三楼的狗半夜一直在嚎,家政被吵醒,看到小满扒着窗户叫个不停,赵麒风安静许多,但也焦躁地在房间里打转。
家政又是哄又是投喂零食,都没能安抚好,直到它们嚎累了,天边已微微见明。
萑嘉市突发暴雪极端天气,赵麒泽乘坐的航班只能备降附近的珑河机场。待飞机停稳,他关闭飞行模式,五花八门的新闻推送和社媒消息纷至沓来,却没能盖过夏林风发那条简短的通知。
舅舅:[小泽,你弟弟走了。]
珑河机场下着小雨,耳边充斥着乘客们七嘴八舌的抱怨,寒冷的空气吸入肺部,迅速侵蚀了体温。
赵麒泽不自觉打了个寒噤,抱紧怀中的礼物袋,里面的糖果包装受到挤压,发出冰面碎裂的声音。
明明起飞前视频通话的时候还好好的,说好过几天生日一起戴妈妈织的红色帽子,说好今晚一起拆最新款的盲盒,说好天晴了一起出去晒太阳……
“骗子。
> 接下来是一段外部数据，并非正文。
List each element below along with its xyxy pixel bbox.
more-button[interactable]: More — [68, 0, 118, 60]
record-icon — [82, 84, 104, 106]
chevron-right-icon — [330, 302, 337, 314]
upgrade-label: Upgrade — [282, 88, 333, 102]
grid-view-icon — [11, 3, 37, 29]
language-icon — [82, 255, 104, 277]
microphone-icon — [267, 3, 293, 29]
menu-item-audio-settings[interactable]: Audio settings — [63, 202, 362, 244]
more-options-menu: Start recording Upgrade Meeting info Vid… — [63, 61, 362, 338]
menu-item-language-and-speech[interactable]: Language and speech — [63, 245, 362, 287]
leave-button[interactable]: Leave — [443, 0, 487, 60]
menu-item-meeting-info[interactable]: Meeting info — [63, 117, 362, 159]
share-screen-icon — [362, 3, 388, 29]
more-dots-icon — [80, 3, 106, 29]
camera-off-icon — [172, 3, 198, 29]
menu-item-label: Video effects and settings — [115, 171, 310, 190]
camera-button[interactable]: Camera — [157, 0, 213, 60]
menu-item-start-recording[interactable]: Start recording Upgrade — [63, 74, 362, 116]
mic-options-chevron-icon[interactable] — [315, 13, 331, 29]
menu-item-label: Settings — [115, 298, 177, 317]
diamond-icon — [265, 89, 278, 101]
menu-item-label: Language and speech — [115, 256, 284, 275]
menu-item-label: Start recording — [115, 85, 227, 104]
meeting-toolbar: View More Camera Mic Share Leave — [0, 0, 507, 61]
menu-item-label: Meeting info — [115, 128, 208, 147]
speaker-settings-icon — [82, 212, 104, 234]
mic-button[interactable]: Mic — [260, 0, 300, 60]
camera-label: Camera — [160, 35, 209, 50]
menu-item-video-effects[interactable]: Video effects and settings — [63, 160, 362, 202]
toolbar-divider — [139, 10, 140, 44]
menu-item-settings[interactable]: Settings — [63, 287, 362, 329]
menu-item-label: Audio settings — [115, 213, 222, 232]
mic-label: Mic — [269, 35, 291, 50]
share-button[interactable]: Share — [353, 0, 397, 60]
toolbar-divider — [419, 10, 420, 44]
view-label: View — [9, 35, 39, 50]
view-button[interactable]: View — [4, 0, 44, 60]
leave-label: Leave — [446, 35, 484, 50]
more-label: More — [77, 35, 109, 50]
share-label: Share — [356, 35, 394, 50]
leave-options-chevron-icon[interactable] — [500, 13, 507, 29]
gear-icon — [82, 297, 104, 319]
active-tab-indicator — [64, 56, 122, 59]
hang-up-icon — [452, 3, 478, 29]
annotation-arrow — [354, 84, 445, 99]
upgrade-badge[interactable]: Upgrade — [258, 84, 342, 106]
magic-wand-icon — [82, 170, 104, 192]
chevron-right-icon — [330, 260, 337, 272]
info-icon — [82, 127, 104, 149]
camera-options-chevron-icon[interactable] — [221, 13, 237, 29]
”
黄粱一梦2
赵庭榕从噩梦中惊醒,大口大口地喘着气,睡衣被冷汗浸得湿透。昏暗又寂静的空间,只有他独自一人,惊悸难安。
夏宛澄病逝之后,赵庭榕开始频繁地做同一个梦——灯光如萤火一般微弱的房间里,夏宛澄柔声哼唱着摇篮曲,小桥伏在她的膝头沉睡。窗外的雪花飘落进来,洁白的、轻盈的雪花,却将二人的皮肉腐蚀,露出森森白骨。
粘稠的黑水漫上脚背,涨潮似的灌满整个房间,赵庭榕也被吞没,胸腔撕裂般的疼痛,空气被全数剥夺,最终窒息而亡。
那些黑水是苦涩的,赵庭榕每次梦醒,发现是自己的眼泪。
夏明桥去世的第十年,林昭华在医院病逝,双重迭加的丧亲之痛,让夏宛澄一病不起。
她离开的时候天空也飘着雪。赵庭榕握着她枯瘦的手指,感受到温度一点一点流失。
“阿榕,我刚才梦到小桥,小小的一个,迷路了,蹲在路边哭。我得去接他回家。”
“阿榕,小满最近,不爱吃饭,你记得带它去看医生,它要是生病了,小桥会伤心的。”
“阿榕,不要哭。”
肩头倏然覆上一抹温热,熟悉又陌生的声音传入耳朵,“阿榕?怎么了?”
床头灯亮起,暖黄色的光像是太阳。视线渐渐聚焦,赵庭榕看清了夏宛澄担忧的脸。
鲜活的、生动的、红润的、有几分肉感的脸。
“做噩梦了?还是哪里不舒服?头又疼了吗?”夏宛澄擦拭他的泪和汗,皱眉道:“你忍一忍,我去叫医生。”
赵庭榕抓住她的手,柔软、暖烘烘的手,哑声说:“这是梦吗?”
“什么梦啊。”夏宛澄点他的额头,这只手也被紧紧抓住,动弹不得了,“你先回答我,头疼不疼?”